When I was a kid, my favorite color in the 64-count box of Crayola crowns was gold.   It was shiny, metallic and I’d only let the pretty girls borrow it.   Something tells me that it may have been Dominick Thayer’s favorite crayon, too.  From NewsOK.com:

Oklahoma City police arrested a registered sex offender who is accused of threatening customers at a restaurant and trying to steal a soda truck while wearing shorts that exposed his buttocks and genitals”¦

An officer who had just finished his lunch was in the parking lot when he saw a shirtless and barefoot man walk into the restaurant, the report states. Part of the man’s buttocks were exposed.

The man walked quickly out of the restaurant moments later and headed toward an RC Cola delivery truck parked behind it, according to the report. He looked through the driver’s side window, got inside the truck and tried to start it.

The man soon jumped out and the officer ordered him to the ground at gunpoint, the report states. The man’s face and shorts were covered in gold paint, and his genitals were exposed through the shorts’ open zipper.

I’m having a hard time figuring out the weirdest part of this story.  Is it that some dude walked into a Chili’s with his genitals exposed and gold paint on his face and shorts, or is that he tried to steal a RC Cola delivery truck?

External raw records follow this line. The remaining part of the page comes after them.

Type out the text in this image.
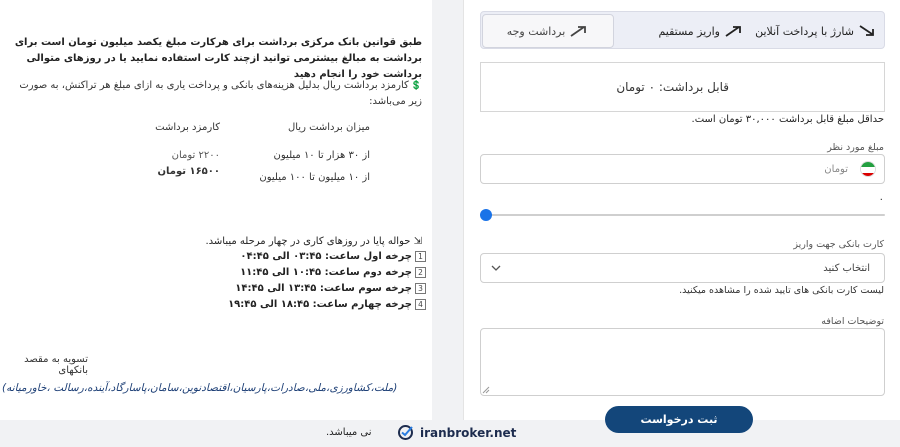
شارژ با پرداخت آنلاین
واریز مستقیم
برداشت وجه
قابل برداشت: ۰ تومان
حداقل مبلغ قابل برداشت ۳۰,۰۰۰ تومان است.
مبلغ مورد نظر
تومان
۰
کارت بانکی جهت واریز
انتخاب کنید
لیست کارت بانکی های تایید شده را مشاهده میکنید.
توضیحات اضافه
طبق قوانین بانک مرکزی برداشت برای هرکارت مبلغ یکصد میلیون تومان است برای برداشت به مبالغ بیشترمی توانید ازچند کارت استفاده نمایید یا در روزهای متوالی برداشت خود را انجام دهید
💲کارمزد برداشت ریال بدلیل هزینه‌های بانکی و پرداخت یاری به ازای مبلغ هر تراکنش، به صورت زیر می‌باشد:
میزان برداشت ریال
کارمزد برداشت
از ۳۰ هزار تا ۱۰ میلیون
۲۲۰۰ تومان
از ۱۰ میلیون تا ۱۰۰ میلیون
۱۶۵۰۰ تومان
⇲ حواله پایا در روزهای کاری در چهار مرحله میباشد.
1
چرخه اول ساعت: ۰۳:۴۵ الی ۰۴:۴۵
2
چرخه دوم ساعت: ۱۰:۴۵ الی ۱۱:۴۵
3
چرخه سوم ساعت: ۱۳:۴۵ الی ۱۴:۴۵
4
چرخه چهارم ساعت: ۱۸:۴۵ الی ۱۹:۴۵
تسویه به مقصد بانکهای
(ملت،کشاورزی،ملی،صادرات،پارسیان،اقتصادنوین،سامان،پاسارگاد،آینده،رسالت ،خاورمیانه)
ثبت درخواست
نی میباشد.	iranbroker.net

Seriously, what’s an RC Cola truck doing making a delivery at Chili’s?  Was the Shasta truck broken down?  Did we transport back to 1970?  The only places that still have RC Cola are some old auto mechanic shop in Southeast Oklahoma City and your grandma’s garage.

Also, why do so many cops eat at Chili’s?  I guess it’s good they’re around for the times an occasional bottomless gold plated sex offender stops by, but other than that, they’re annoying.  In fact, an abundance of cops is reason number 58 not to eat at Chili’s.  Reasons number 1 -57 involve each menu item that doesn’t have the work queso or perfect margarita in it.